Friday, April 27, 2012

Sundance London 2012 - THE QUEEN OF VERSAILLES

THE QUEEN OF VERSAILLES says everything that needs saying about the cycle of greed between consumers and banks that collapsed with the Global Financial Crisis.  And it does so not by interviewing Wall Street bankers and earnestly explaining the securitisation market, but by taking us into the stupendously large home of the Siegler family, whose fortunes were magnificently swept up in the boom bust cycle.  

Papa Siegler was the king of timeshare.  Credit fuelled his business at every level. Poor American families bought his units on credit -subprime credit as it turns out - and he in turn used the massive revenues he was generating to build ever more resorts and build ever more palatial houses.  The lines between business and personal wealth were blurred.  He mortgaged the gigantic Versailles house - the biggest house in America as it turns out -  and ploughed the money into building a timeshare tower in Vegas.  And when the credit cycle burst, he found himself in dire straits.  

Papa Siegler comes across as a stern, hard-ball businessman: tenacious, clever, hubristic at the start, and bloodied but unbowed at the end. His self awareness about the opiate of cheap finance does him credit.  He is prickly, but sympathetic. But the really fascinating character is his second wife, a college educated girl who became a beauty queen, and married this man, thirty years her senior. With her plastic body and botoxed face, her seeming inability to curb her spending, and her lackadaisical approach to household management, Jackie would be easy to mock.  But it's a tribute to director Lauren Greenfield that Jackie is not caricatured through editing but is allowed to come across as a sympathetic character. She seems to genuinely care about her friends and neighbours getting foreclosed upon, and to be genuinely worried about her stressed out husband. She loves the good life, but she's willing to stick by her husband for better or for worse.

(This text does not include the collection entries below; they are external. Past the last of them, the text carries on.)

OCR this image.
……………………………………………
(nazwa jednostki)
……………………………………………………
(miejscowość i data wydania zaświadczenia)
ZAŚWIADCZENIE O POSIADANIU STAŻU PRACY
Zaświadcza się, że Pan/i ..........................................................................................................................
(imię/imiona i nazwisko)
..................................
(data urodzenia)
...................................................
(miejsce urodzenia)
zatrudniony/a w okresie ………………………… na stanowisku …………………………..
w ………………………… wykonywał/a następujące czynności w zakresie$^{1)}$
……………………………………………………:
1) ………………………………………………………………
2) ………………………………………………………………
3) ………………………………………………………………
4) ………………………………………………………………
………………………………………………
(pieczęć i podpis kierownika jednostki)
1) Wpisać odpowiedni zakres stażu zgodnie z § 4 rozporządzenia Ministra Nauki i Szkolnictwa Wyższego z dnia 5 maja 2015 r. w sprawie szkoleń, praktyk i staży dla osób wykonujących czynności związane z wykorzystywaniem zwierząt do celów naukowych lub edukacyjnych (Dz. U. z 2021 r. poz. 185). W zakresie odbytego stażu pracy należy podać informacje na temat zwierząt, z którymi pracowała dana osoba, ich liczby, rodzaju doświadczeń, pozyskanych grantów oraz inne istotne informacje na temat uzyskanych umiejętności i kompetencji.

What I love about this documentary is that it shows you the morbid excess of consumerism -especially when put it in contrast with the lives of the Filipino nanny - but it also shows you how these people aren't bad people.  It's hard to get perspective on the whirlwind when you're in it.  To me, this movie is the flip side of the brilliant MARGIN CALL, which made a similar case for empathising with the Wall Street bankers who were running on the same hamster wheel of greed as the sub prime borrowers. We were all drinking the same Kool aid.

THE QUEEN OF VERSAILLES played Sundance and Sundance London 2012. It will be released in the USA on 6th July 2012.